Enhanced due diligence under AMLD6 Article 41. RBI schemes are now subject to specific enhanced due diligence: source-of-funds verification, sanctions screening, and cross-checking against EU justice and home affairs IT systems. These are mandatory baseline obligations, not items left to national discretion.
OECD CRS overlay on financial institutions. Banks and wealth managers must factor the OECD's CBI/RBI risk analysis into onboarding for clients holding investment-derived nationalities. This shifts material risk onto intermediaries.
Operational drag. Tightened vetting has extended processing timelines. Portugal's AIMA (Agência para a Integração, Migrações e Asilo) reported a backlog of over 400,000 expressions of interest as of mid-2025, with multi-layered vetting now involving Interpol, Europol, and national intelligence agencies.
Two adjacent developments to track:
- ETIAS rollout. Expected late 2026; adds pre-travel authorisation for visa-exempt third-country nationals entering the Schengen Area — affecting the practical mobility value of non-EU CBI passports.
- Russia/sanctions overlay. The March 2022 Commission Recommendation on investor schemes in the context of the Russian invasion remains in force.
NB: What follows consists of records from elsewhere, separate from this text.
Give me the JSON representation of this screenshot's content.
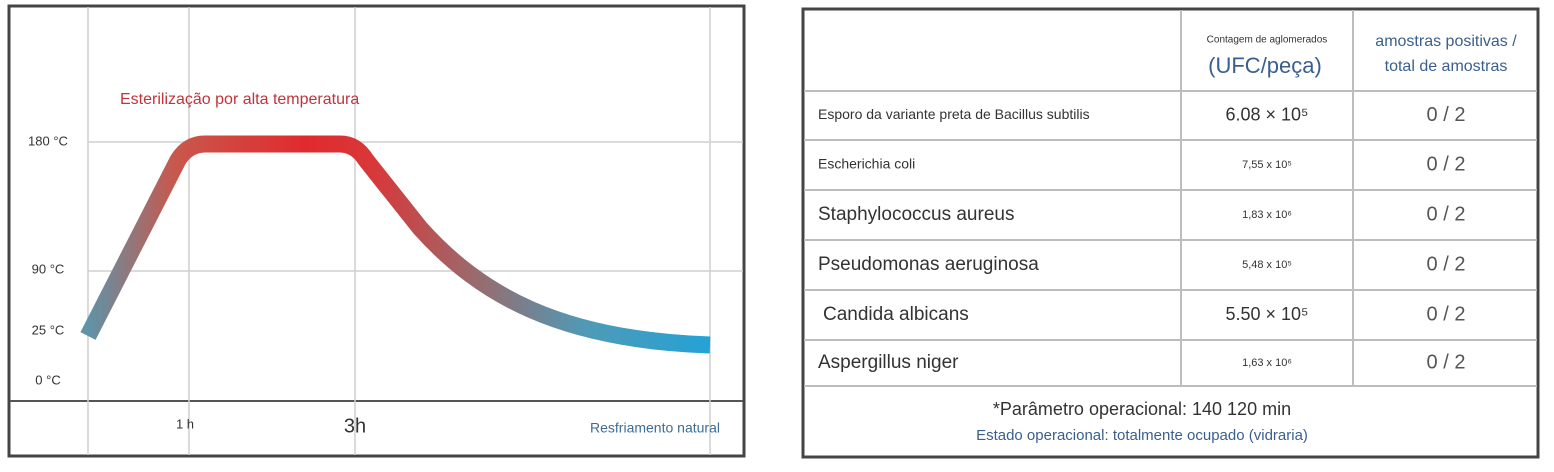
{
  "diagram": {
    "title": "Esterilização por alta temperatura",
    "y_labels": [
      "180 °C",
      "90 °C",
      "25 °C",
      "0 °C"
    ],
    "x_labels": [
      "1 h",
      "3h",
      "Resfriamento natural"
    ]
  },
  "table": {
    "count_header": "Contagem de aglomerados",
    "count_unit": "(UFC/peça)",
    "ratio_header": [
      "amostras positivas /",
      "total de amostras"
    ],
    "rows": [
      [
        "Esporo da variante preta de Bacillus subtilis",
        "6.08 × 10⁵",
        "0 / 2"
      ],
      [
        "Escherichia coli",
        "7,55 x 10⁵",
        "0 / 2"
      ],
      [
        "Staphylococcus aureus",
        "1,83 x 10⁶",
        "0 / 2"
      ],
      [
        "Pseudomonas aeruginosa",
        "5,48 x 10⁵",
        "0 / 2"
      ],
      [
        "Candida albicans",
        "5.50 × 10⁵",
        "0 / 2"
      ],
      [
        "Aspergillus niger",
        "1,63 x 10⁶",
        "0 / 2"
      ]
    ],
    "footer": [
      "*Parâmetro operacional: 140 120 min",
      "Estado operacional: totalmente ocupado (vidraria)"
    ]
  }
}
Portugal vs Greece: the two surviving anchor programmes
With Spain closed and Malta CBI extinguished, Portugal and Greece carry the bulk of EU-bound investor demand. The practical choice now turns on these variables:
Factor | Portugal Golden Visa | Greece Golden Visa |
Cost | €250K cultural heritage / €500K VC or research funds | €250K listed buildings; €400K mainland; €800K prime zones |
Real estate route | Removed (no direct or indirect RE exposure) | Open, tiered |
Processing time | Severely backlogged (400K+ expressions of interest at AIMA) | Faster intake, but tightening |
Residency requirement | 7 days per year for 5 years | Minimal; specifics by case |
Tax impact | 5 years to citizenship + A2 Portuguese test; NHR regime restructured | 7 years to citizenship; non-dom regime available |
Portugal offers the faster citizenship runway but is operationally constrained. Greece offers faster intake but a longer naturalisation track and a politically exposed real-estate route.
WorldPath View
The April 2025 Malta ruling is best read as a closing chapter, not an opening one. EU citizenship-by-investment is finished as a legal category. EU residence-by-investment survives, but on harmonised due-diligence terms that compress the historic margin between the cheapest and the strictest national programme.
This regime is best suited to clients whose primary objective is long-horizon EU access — residency, mobility, and eventual naturalisation through genuine connection — rather than fast-track passport acquisition. Clients indexed to speed should be redirected to Caribbean CBI; clients indexed to tax residency without EU access should be benchmarked against UAE, Singapore, or Switzerland routes.
For intermediaries, the value proposition has shifted from sourcing the cheapest entry point to managing compliance load. Advisory firms that can run defensible source-of-funds files and navigate AIMA-scale processing queues will take market share from those that cannot.